Sosok cilik Afrika ini pertama kali menjadi bahan perhatian publik pada tahun 1997. Saat dirinya ditolak masuk sekolah karena ia mengidap HIV/AIDS. Kasus ini lalu mengundang kemarahan di kalangan para pemimpin Afrika Selatan, karena negara ini melarang adanya diskriminasi dalam bentuk apapun, termasuk kondisi kesehatan seseorang. Hingga akhirnya Nkosi diterima di sekolah itu.
Peristiwa itu menjadi momen bagi Nkosi untuk ditunjukkan untuk tampil membawakan pidato tentang ajakan bagi para penderita AIDS untuk tidak malu membuka diri dan menuntut perlakuan yang sama dari lingkungan.
Berikut kutipan pidatonya yang mampu mengubah paradigma dunia terhadap penderita HIV/AIDS:
“Kita semua manusia yang sama. Kami memiliki tangan. Kami memiliki kaki. Kami dapat berjalan. Kami dapat berbicara. Kami memiliki kebutuhan seperti orang lain. Jangan takut kepada kami, karena kita semua sama”.
Atas pidato yang menggetarkan itu, Presiden Afrika Selatan, Nelson Mandela kala itu pun menjulukinya sebagai ikon perjuangan hidup. Meski kala itu usianya masih sangat belia, namun penolakan lingkungan terhadapnya menjadi pelajaran bagi dunia. Pengalaman itu pula yang mendorongnya untuk peduli terhadap para penderita HIV/AIDS lewat Yayasan Nkosi’s Haven. Pada tahun 2005, Nkosi pun mendapat penghormatan dengan menerima Hadiah Perdamaian Internasional Anak dari tangan mantan Presiden Uni Soviet Mikhail Gorbachev serta menerima hadiah sebesar 100 ribu US dollar dari Yayasan Kidsright beserta patung dengan ukiran namanya.
Kisah kehidupan Nkosi pun diangkat dalam sebuah buku berjudul ‘Kami’ karangan Jim Woote. Buku itu berisi perjalanan hidup Nkosi sebagai pengidap HIV/AIDS sejak lahir. Bocah yang lahir di Johannesrburg pada tahun 1989 ini lalu kehilangan sang ibu di usianya yang ke-3 akibat penyakit HIV/AIDS yang ditularkan kepadanya. Tak lama kemudian ia diadopsi dan dibesarkan oleh keluarga Gail Johnson.

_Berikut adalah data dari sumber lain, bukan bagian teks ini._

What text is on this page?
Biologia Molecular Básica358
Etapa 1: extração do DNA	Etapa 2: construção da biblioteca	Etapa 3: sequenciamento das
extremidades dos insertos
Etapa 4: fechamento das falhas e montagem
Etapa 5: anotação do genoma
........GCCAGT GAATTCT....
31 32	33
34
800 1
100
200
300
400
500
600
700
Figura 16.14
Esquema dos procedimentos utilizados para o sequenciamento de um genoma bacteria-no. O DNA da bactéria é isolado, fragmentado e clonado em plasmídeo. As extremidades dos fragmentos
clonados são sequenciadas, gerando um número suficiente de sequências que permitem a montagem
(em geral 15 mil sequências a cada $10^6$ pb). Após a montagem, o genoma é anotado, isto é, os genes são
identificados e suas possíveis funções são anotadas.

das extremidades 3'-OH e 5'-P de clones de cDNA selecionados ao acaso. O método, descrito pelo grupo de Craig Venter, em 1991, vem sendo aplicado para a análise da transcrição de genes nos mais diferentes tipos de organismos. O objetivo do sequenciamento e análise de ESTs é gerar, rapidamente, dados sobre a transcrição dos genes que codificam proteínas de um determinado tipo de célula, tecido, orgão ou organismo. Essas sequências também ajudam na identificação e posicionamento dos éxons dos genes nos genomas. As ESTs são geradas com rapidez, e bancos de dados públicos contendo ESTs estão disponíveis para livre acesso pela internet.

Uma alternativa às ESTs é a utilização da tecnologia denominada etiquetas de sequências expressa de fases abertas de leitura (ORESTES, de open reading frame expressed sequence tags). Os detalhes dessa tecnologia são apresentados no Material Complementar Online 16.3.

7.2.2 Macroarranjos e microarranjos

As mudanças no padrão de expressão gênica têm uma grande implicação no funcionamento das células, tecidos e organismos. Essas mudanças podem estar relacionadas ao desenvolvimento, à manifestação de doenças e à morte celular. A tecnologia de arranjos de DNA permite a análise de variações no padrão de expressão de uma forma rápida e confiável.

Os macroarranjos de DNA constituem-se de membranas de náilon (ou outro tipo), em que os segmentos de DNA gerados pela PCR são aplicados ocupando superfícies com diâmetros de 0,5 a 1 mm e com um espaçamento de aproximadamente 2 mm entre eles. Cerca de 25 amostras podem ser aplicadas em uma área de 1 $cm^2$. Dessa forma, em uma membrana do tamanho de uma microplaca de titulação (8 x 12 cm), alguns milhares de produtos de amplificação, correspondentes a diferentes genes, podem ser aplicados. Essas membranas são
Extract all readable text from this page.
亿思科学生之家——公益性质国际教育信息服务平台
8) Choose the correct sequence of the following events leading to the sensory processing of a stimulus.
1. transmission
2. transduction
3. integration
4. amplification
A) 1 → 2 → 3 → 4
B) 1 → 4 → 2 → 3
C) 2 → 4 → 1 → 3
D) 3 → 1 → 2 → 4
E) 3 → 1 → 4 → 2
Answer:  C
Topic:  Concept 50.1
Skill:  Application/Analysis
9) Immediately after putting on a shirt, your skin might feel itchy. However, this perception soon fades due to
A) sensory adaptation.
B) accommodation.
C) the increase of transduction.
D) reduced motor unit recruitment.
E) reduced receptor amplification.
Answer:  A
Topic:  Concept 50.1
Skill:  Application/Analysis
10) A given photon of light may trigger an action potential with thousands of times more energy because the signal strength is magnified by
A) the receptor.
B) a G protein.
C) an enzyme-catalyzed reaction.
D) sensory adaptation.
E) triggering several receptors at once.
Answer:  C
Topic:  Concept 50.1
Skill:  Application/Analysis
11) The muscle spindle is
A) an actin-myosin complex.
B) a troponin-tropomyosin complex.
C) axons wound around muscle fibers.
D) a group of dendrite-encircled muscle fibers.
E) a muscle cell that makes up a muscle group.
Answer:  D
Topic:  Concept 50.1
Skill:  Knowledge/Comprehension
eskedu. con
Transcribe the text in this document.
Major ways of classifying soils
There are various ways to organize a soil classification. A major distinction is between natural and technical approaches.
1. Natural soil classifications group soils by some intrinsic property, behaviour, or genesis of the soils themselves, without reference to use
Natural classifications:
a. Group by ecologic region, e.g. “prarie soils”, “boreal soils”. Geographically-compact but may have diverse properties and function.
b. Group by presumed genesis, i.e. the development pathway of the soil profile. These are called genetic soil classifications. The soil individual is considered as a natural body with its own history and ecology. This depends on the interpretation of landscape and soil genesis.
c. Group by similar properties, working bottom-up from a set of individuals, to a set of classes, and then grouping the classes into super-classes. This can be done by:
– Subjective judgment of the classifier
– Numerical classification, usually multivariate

Nkosi meninggal di usianya 12 tahun, usia terpanjang bagi seorang anak yang lahir dengan HIV. Meski telah tiada, namun Nkosi telah meninggalkan pembelajaran penting bagi dunia agar tidak takut menerima penderita HIV/AIDS di tengah kehidupan mereka. AIDS tidak akan menular lewat sentuhan, pelukan atau ciuman. Sehingga ia, ibu dan anak-anak yang menderita sepertinya mendapatkan perlakuan yang sama. Bukankah Nkosi telah bertindak sebagai pahlawan? Seorang pahlawan tak harus melakukan hal-hal heroik, tetapi pahlawan sejati juga mereka yang membuat sebuah perubahan bagi lingkungan dan dunia.